Weyn B, Tjalma W A A, Vermeylen P, van Daele A, Van Marck E, Jacob W
Center for Electron Microscopy, University Hospital Antwerp (UIA), Antwerp, Belgium.
Clin Oncol (R Coll Radiol). 2004 Jun;16(4):307-16. doi: 10.1016/j.clon.2004.01.013.
Intratumoural micro-vessel density (IMD) has recently been shown to be a valuable prognostic tool in many tumours.
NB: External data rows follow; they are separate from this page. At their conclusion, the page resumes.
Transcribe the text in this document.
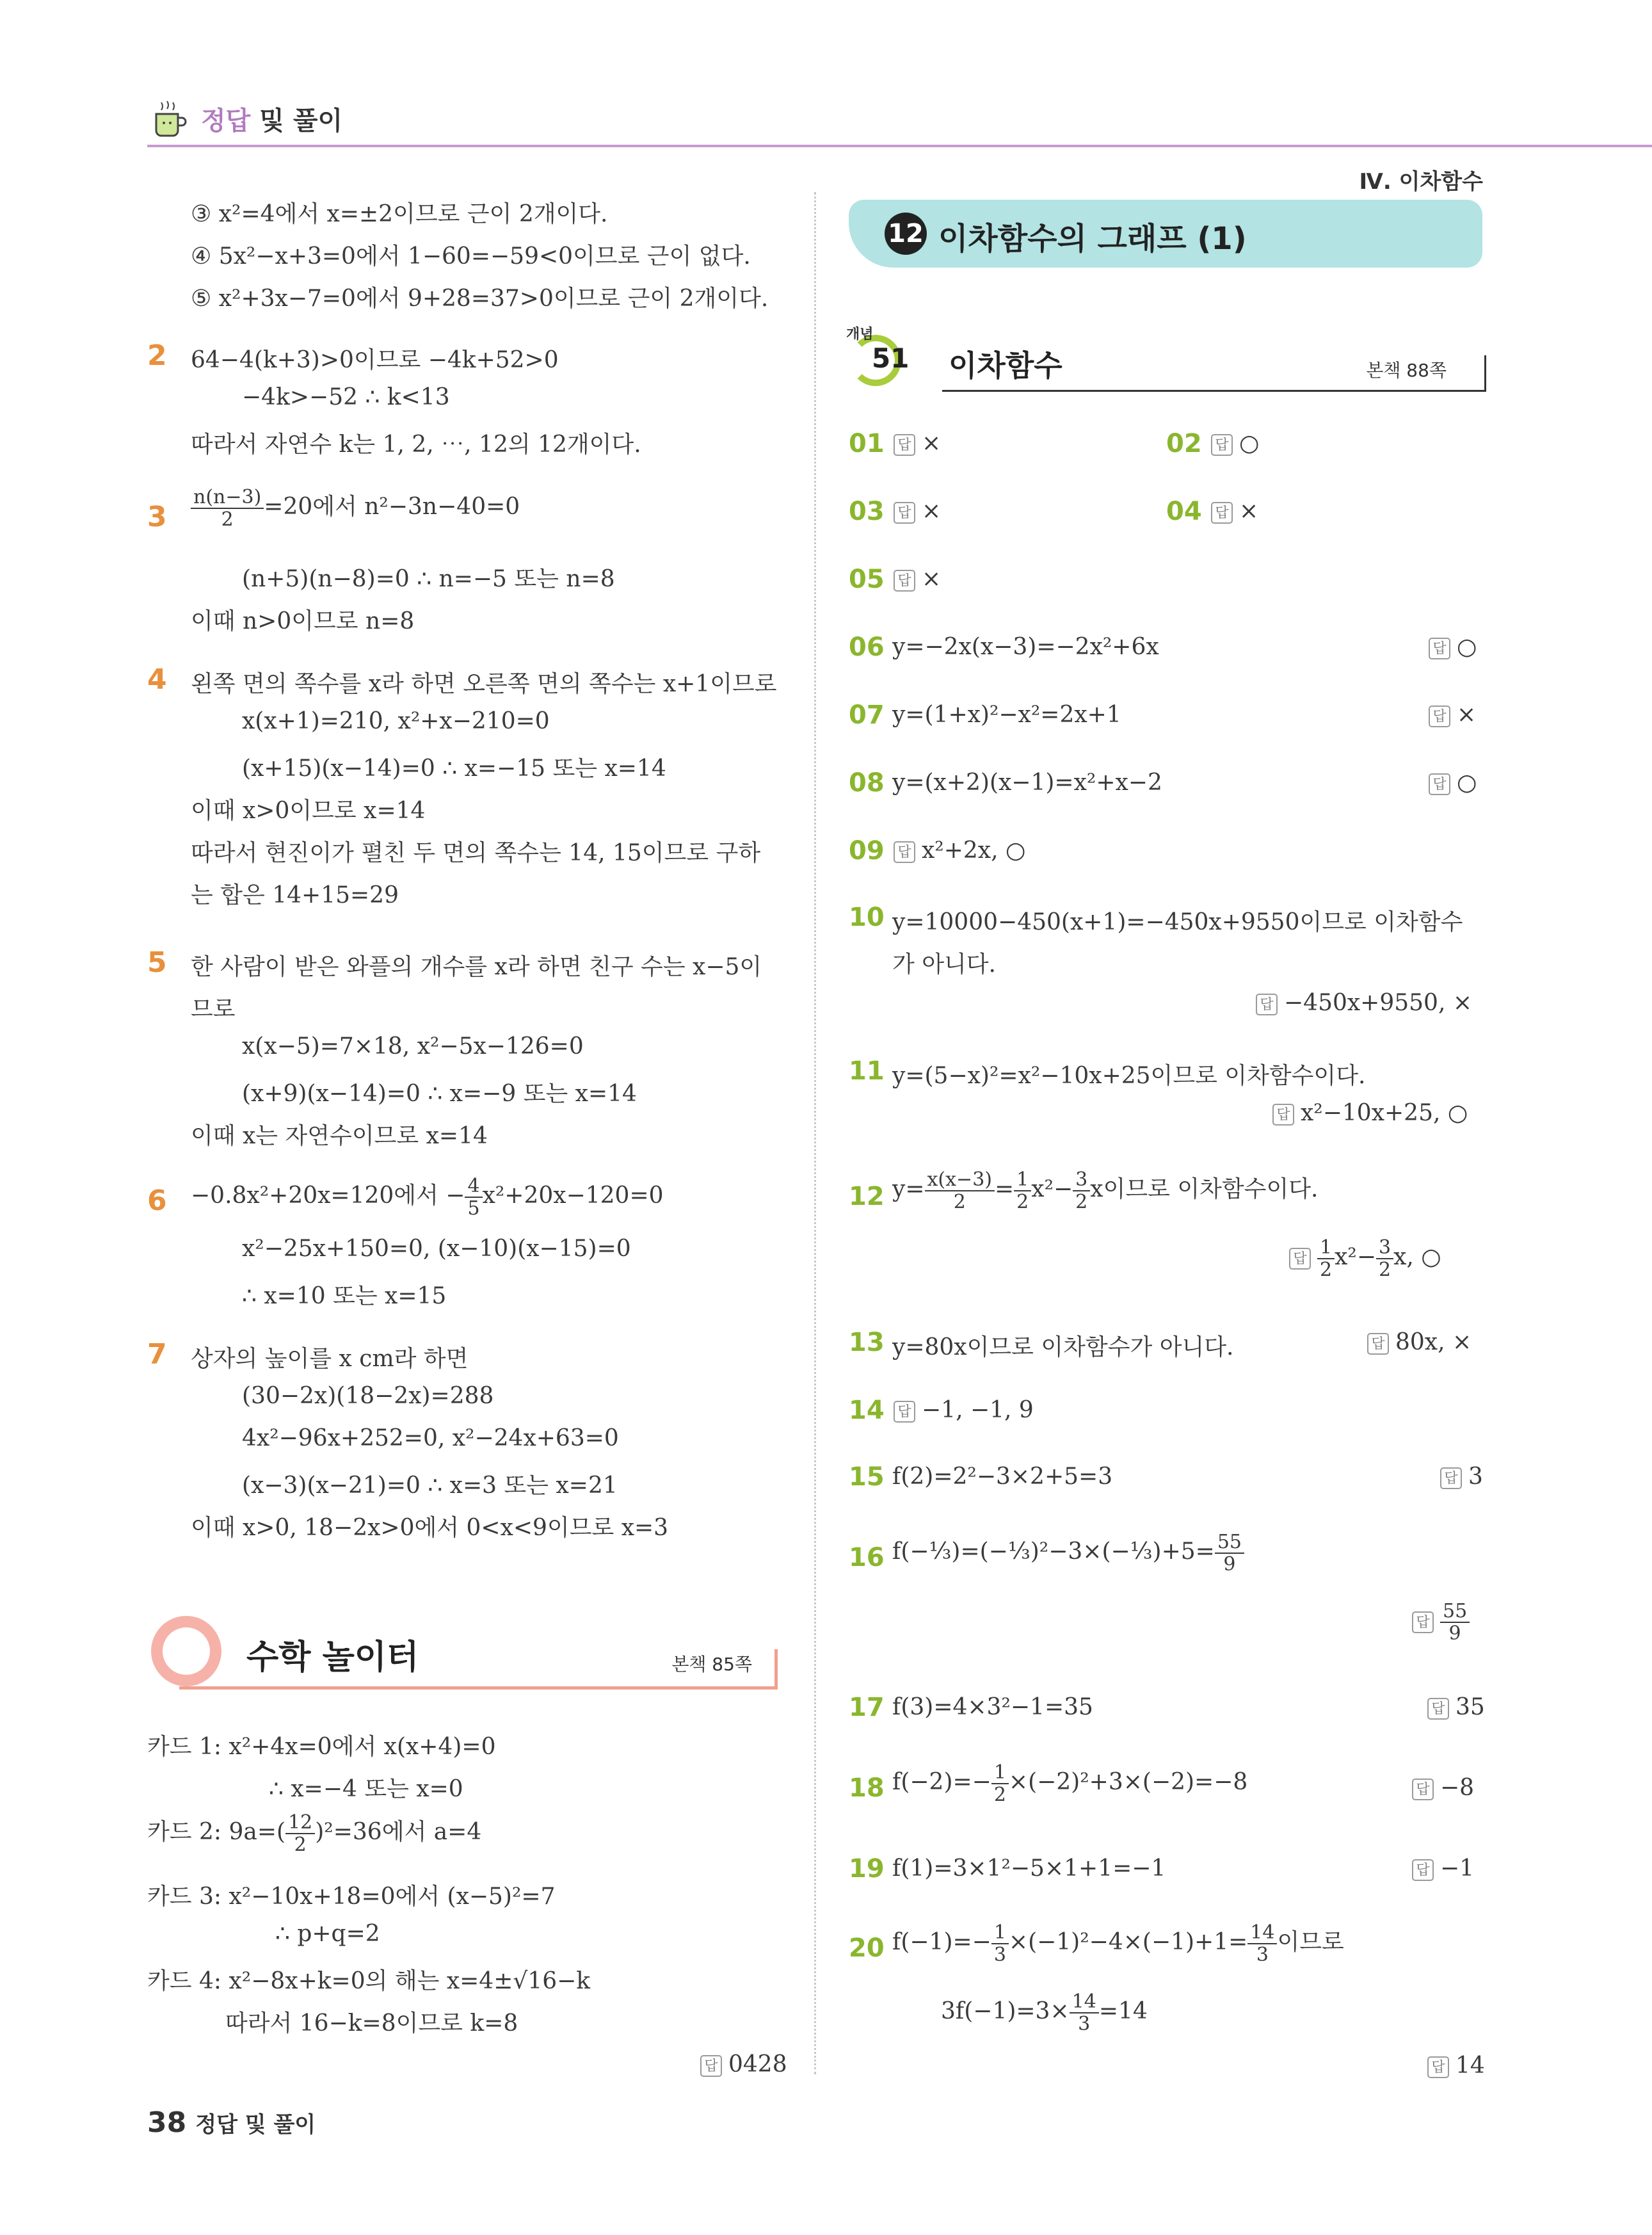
정답 및 풀이
Ⅳ. 이차함수
③ x²=4에서 x=±2이므로 근이 2개이다.
④ 5x²−x+3=0에서 1−60=−59<0이므로 근이 없다.
⑤ x²+3x−7=0에서 9+28=37>0이므로 근이 2개이다.
2 64−4(k+3)>0이므로 −4k+52>0
−4k>−52 ∴ k<13
따라서 자연수 k는 1, 2, ⋯, 12의 12개이다.
$3 \frac{n(n-3)}{2} =20$에서 n²−3n−40=0
(n+5)(n−8)=0 ∴ n=−5 또는 n=8
이때 n>0이므로 n=8
4 왼쪽 면의 쪽수를 x라 하면 오른쪽 면의 쪽수는 x+1이므로
x(x+1)=210, x²+x−210=0
(x+15)(x−14)=0 ∴ x=−15 또는 x=14
이때 x>0이므로 x=14
따라서 현진이가 펼친 두 면의 쪽수는 14, 15이므로 구하
는 합은 14+15=29
5 한 사람이 받은 와플의 개수를 x라 하면 친구 수는 x−5이
므로
x(x−5)=7×18, x²−5x−126=0
(x+9)(x−14)=0 ∴ x=−9 또는 x=14
이때 x는 자연수이므로 x=14
6 −0.8x²+20x=120에서 − $\frac{4}{5} x^2+20x-120=0$
x²−25x+150=0, (x−10)(x−15)=0
∴ x=10 또는 x=15
7 상자의 높이를 x cm라 하면
(30−2x)(18−2x)=288
4x²−96x+252=0, x²−24x+63=0
(x−3)(x−21)=0 ∴ x=3 또는 x=21
이때 x>0, 18−2x>0에서 0<x<9이므로 x=3
수학 놀이터	본책 85쪽
카드 1: x²+4x=0에서 x(x+4)=0
∴ x=−4 또는 x=0
카드 2: $9a=( \frac{12}{2} )^2=36$에서 a=4
카드 3: x²−10x+18=0에서 (x−5)²=7
∴ p+q=2
카드 4: x²−8x+k=0의 해는 x=4±√16−k
따라서 16−k=8이므로 k=8
답 0428
12 이차함수의 그래프 (1)
개념
51 이차함수	본책 88쪽
01 답 ×	02 답 ○
03 답 ×	04 답 ×
05 답 ×
06 y=−2x(x−3)=−2x²+6x	답 ○
07 y=(1+x)²−x²=2x+1	답 ×
08 y=(x+2)(x−1)=x²+x−2	답 ○
09 답 x²+2x, ○
10 y=10000−450(x+1)=−450x+9550이므로 이차함수
가 아니다.
답 −450x+9550, ×
11 y=(5−x)²=x²−10x+25이므로 이차함수이다.
답 x²−10x+25, ○
12 $y= \frac{x(x-3)}{2} = \frac{1}{2} x^2- \frac{3}{2}$ x이므로 이차함수이다.
답 $\frac{1}{2} x^2- \frac{3}{2} x$, ○
13 y=80x이므로 이차함수가 아니다.	답 80x, ×
14 답 −1, −1, 9
15 f(2)=2²−3×2+5=3	답 3
16 f(−⅓)=(−⅓)²−3×(−⅓)+5= $\frac{55}{9}$
답 $\frac{55}{9}$
17 f(3)=4×3²−1=35	답 35
18 $f(-2)=- \frac{1}{2} \times(-2)^2+3\times(-2)=-8$	답 −8
19 f(1)=3×1²−5×1+1=−1	답 −1
20 $f(-1)=- \frac{1}{3} \times(-1)^2-4\times(-1)+1= \frac{14}{3}$ 이므로
$3f(-1)=3\times \frac{14}{3} =14$
답 14
38 정답 및 풀이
Yet, IMD does not take into account the spatial arrangement of the vessels, therefore only partly reflecting the angiogenic situation. In order to describe contextual vascular relationships more accurately, we have used fractal and syntactic structure analysis (SSA) based on computerised image processing to quantify micro-vascular hot spots.
The parametric performance in prediction of patients' outcome was evaluated by univariate analysis and compared with manually obtained IMDs, whereas an automated K-nearest-neighbour (KNN) classifier searched most discriminative parametric combinations. The method is based on analysis of vascular 'hot-spots' of paraffin-embedded tissue sections of invasive cervical carcinoma, colorectal carcinoma and malignant mesothelioma.
For all three cancers, prediction of prognosis based on SSA yielded in general much higher recognition scores compared with IMD or fractal dimension. Survival of cervical carcinoma was mostly correlated with clinical data, with the vascular permeation being the only parameter with independent value. Prognosis of colorectal carcinoma is best described by SSA, completed with IMD, indicating an inverse correlation of survival time with a more irregular pattern and a slight increase in vessel number. For mesothelioma, we found a strong correlation with SSA and patients' outcome, with two SSA-parameters having independent prognostic value.
The more accurate angiogenic description obtained with SSA may be useful for further exploitation as a prognosticator in a general diagnostic pathology service.
肿瘤内微血管密度(IMD)最近已被证明是许多肿瘤中一种有价值的预后工具。然而,IMD没有考虑血管的空间排列,因此仅部分反映血管生成情况。为了更准确地描述背景血管关系,我们基于计算机图像处理使用分形和句法结构分析(SSA)来量化微血管热点。
通过单变量分析评估预测患者预后的参数性能,并与手动获得的IMD进行比较,而自动K近邻(KNN)分类器搜索最具判别力的参数组合。该方法基于对浸润性宫颈癌、结直肠癌和恶性间皮瘤石蜡包埋组织切片的血管“热点”分析。
对于所有三种癌症,与IMD或分形维数相比,基于SSA的预后预测总体上产生的识别分数要高得多。宫颈癌的生存率大多与临床数据相关,血管浸润是唯一具有独立价值的参数。结直肠癌的预后最好用SSA描述,并辅以IMD,表明生存时间与更不规则的模式和血管数量略有增加呈负相关。对于间皮瘤,我们发现SSA与患者预后有很强的相关性,两个SSA参数具有独立的预后价值。
通过SSA获得的更准确的血管生成描述可能有助于在一般诊断病理服务中作为一种预后指标进一步应用。